Every business fights a constant battle to get spending down. It’s an essential component of business management, and reducing overhead is not always easy. Yet, with constant improvements in technology, there are always opportunities to save money, if you know where to look. Well-targeted spending in IT provides a number of ways to lower your costs while improving efficiency, accuracy, and other aspects of virtually any business operation. It doesn’t matter the industry, things like automation and cybersecurity can always improve your bottom line.
With all of that in mind, here are six ways you can lower business costs with smart investments in IT.
The type of automation that does the most good clearly depends on how a business is run, but there are always options. At an absolute minimum, you can try to automate expense tracking and other aspects of accounting. While accounting automation software does require an investment, it is a very controllable cost, and with a little strategy, it will reduce your total spending on accounting.
You can also search for industry-specific automation opportunities. Software licenses are very regular, and when they provide options to lower labor or contracting costs, they can easily save on overhead.
Speaking of labor and contracting costs, a lot of overhead goes toward training, turnover, and inefficient labor. One of the easiest ways to save on IT costs for any business is to explore outsourcing options.
In most cases, you can save money by hiring a managed IT service that either replaces in-house IT or lowers their burden of responsibilities, but, as you outsource more and more tasks, you can run into the risk of inflating your budget through inefficient contracts. That’s when you will need to think about the best ways to manage contingent labor. With a good strategy, you can optimize outsourcing software development and save money.
IT covers all of the technology in your business. That technology usually runs on electricity, and providing electricity costs money.
You can audit your hardware and see what is using the most power. With that audit, you can also come up with expectations for future hardware. Using all of this information, you can try to acquire equipment that is more energy-efficient. If you roll this strategy into your existing IT upgrade plan, you can become more energy-efficient without significantly raising your IT costs. You just get to save on utilities.
Offices still use paper, and every business has at least some level of office work. What’s easy to overlook is how inefficient paper spending can be.
There are paper management services that can help minimize these costs. Paper management can completely run your office printing services, or you can simply aim for an audit and consulting package. This will help you find ways to lower equipment and supply costs. A good print management plan can even help you improve workflows related to printing. That can increase productivity and efficiency, providing opportunities for financial gains in several different ways.
Every industry has its own set of regulations, and compliance is important. Compliance failures can lead to massive fines, major business disruptions, and in the worst cases, permanent closure. IT investments can help with compliance — especially those that relate to data management. By investing in professional IT personnel (whether you hire them directly or contract them), you can get expert guidance on building a compliant business infrastructure.
You can prevent compliance problems before they happen.
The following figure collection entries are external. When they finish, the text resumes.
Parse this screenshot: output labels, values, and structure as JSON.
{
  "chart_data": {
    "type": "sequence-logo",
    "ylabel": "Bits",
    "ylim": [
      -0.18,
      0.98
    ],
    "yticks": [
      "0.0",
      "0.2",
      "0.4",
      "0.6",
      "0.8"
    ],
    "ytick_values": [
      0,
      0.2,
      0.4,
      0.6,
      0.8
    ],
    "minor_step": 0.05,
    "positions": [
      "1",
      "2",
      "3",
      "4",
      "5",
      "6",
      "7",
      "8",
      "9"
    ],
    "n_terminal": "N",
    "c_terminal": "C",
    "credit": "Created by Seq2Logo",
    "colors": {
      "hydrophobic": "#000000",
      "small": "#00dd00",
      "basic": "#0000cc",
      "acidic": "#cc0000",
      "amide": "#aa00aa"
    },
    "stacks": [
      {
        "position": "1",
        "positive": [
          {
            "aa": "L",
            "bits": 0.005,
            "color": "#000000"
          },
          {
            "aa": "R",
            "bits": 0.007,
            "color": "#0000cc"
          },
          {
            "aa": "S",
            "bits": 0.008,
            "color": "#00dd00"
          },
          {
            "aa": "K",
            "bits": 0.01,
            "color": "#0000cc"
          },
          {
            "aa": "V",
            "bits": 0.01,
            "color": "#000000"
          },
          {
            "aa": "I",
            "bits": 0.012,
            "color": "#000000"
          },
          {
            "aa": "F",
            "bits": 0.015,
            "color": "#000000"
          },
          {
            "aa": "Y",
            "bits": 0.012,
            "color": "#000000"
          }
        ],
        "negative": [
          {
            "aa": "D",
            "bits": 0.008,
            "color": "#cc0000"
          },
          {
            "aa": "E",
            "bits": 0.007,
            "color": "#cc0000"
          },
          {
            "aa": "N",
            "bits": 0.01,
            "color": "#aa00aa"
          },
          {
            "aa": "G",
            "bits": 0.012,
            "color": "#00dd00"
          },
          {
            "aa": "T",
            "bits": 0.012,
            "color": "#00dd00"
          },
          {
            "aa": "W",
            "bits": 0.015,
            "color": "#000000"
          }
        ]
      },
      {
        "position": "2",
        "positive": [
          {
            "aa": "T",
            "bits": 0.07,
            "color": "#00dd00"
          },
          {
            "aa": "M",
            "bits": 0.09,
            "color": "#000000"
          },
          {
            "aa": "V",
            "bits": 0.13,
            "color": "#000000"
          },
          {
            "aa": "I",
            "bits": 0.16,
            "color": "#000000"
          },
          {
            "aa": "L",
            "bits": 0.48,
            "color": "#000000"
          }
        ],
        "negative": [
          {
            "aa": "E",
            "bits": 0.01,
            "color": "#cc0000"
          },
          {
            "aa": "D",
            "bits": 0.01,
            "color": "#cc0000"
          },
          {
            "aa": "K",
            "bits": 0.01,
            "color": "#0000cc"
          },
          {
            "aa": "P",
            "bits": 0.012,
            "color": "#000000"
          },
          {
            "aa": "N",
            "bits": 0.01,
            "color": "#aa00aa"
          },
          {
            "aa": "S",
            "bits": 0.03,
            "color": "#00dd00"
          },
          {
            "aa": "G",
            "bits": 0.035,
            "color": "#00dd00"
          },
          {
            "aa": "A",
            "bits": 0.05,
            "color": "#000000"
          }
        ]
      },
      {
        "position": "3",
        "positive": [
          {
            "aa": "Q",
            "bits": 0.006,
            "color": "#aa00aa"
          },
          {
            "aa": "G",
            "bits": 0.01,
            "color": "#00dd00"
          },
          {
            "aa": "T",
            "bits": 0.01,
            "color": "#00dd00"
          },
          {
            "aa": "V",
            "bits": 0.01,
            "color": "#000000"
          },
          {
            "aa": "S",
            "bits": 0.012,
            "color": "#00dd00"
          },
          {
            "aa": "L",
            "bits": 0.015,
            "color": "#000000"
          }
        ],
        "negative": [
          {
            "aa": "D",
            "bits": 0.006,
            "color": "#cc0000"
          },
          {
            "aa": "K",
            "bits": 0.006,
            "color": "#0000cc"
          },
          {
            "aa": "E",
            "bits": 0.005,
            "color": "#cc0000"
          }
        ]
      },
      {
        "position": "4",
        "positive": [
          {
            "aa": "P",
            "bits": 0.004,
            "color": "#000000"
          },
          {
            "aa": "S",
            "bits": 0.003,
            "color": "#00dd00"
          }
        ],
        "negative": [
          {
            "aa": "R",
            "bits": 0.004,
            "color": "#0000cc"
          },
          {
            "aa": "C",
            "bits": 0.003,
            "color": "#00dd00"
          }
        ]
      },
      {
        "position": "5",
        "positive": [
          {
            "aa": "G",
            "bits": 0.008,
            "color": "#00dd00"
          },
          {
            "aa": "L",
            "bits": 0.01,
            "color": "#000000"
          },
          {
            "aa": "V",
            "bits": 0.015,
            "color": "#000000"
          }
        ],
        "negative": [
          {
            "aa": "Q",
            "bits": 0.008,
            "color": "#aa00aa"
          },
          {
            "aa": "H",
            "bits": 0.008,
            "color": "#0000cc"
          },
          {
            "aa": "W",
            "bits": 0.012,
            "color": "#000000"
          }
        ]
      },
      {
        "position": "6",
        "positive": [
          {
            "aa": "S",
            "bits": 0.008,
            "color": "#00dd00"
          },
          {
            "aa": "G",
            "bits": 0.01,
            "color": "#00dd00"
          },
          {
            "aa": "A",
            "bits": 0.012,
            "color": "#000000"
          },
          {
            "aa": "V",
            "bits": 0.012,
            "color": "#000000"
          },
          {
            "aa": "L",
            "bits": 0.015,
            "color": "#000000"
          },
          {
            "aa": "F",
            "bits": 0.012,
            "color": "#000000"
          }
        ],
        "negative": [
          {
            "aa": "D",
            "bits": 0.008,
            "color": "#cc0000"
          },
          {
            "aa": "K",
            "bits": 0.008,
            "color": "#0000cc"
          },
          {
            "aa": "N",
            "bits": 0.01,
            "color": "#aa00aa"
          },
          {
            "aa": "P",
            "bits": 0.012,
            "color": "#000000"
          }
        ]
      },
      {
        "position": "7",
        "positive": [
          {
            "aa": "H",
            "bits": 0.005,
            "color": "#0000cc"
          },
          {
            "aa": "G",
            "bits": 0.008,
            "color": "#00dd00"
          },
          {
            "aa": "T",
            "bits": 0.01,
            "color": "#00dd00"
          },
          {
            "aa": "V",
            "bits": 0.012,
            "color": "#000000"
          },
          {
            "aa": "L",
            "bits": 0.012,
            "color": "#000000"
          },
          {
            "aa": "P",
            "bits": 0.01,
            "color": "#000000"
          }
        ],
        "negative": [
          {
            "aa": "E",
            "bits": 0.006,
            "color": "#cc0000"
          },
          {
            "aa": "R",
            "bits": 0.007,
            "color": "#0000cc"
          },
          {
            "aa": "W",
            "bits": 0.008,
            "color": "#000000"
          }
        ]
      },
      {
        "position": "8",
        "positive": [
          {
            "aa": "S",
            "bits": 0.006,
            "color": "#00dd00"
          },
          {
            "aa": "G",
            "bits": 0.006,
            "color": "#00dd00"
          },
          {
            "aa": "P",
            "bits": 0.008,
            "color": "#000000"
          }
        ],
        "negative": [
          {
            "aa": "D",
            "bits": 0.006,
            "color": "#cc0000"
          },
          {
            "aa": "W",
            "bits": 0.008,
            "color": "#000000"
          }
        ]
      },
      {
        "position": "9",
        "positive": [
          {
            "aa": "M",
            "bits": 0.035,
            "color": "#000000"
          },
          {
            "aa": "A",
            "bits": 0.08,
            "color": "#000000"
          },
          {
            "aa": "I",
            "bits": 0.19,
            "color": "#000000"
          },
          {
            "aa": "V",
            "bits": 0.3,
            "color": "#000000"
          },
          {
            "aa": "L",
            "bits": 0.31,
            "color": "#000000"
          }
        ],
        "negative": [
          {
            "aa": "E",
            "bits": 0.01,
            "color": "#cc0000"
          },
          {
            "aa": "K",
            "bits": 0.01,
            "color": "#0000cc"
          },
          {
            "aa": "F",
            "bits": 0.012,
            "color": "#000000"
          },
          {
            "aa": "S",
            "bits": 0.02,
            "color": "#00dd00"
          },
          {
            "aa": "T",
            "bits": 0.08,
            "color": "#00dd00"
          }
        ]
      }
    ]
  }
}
And while you do this, you will also bolster your business infrastructure against data losses that can lead to expensive problems and brand confidence issues.
Lastly, cybersecurity investments can prevent problems before they arise. This might not feel like a reduction in overhead, but the first time your business goes down to a ransomware attack (or any other security failure), you’ll feel that financial pain in a hurry. Robust cybersecurity is preventative, and if you never experience major data loss or other IT-related downtime, then you’re likely saving a lot of money. Data breaches cost businesses an average of $2.63 million each. Cybersecurity will be much less than that, and that’s just one possible problem being prevented.
Security investments lower overhead, even if your accounting doesn’t currently anticipate the costs of lax security.
Overall, IT investments are difficult to perfect. The experts in the industry will never run out of recommendations for more resources and increased spending, and you have to figure out where to draw the line. If you can consistently pit your IT spending against the savings it is supposed to generate, it’s easier to see where the line should be. You can optimize your IT spending, and as you do, you’ll lower the overall cost of running your business. It takes time and learning to get there, but it’s a strategy with great longevity.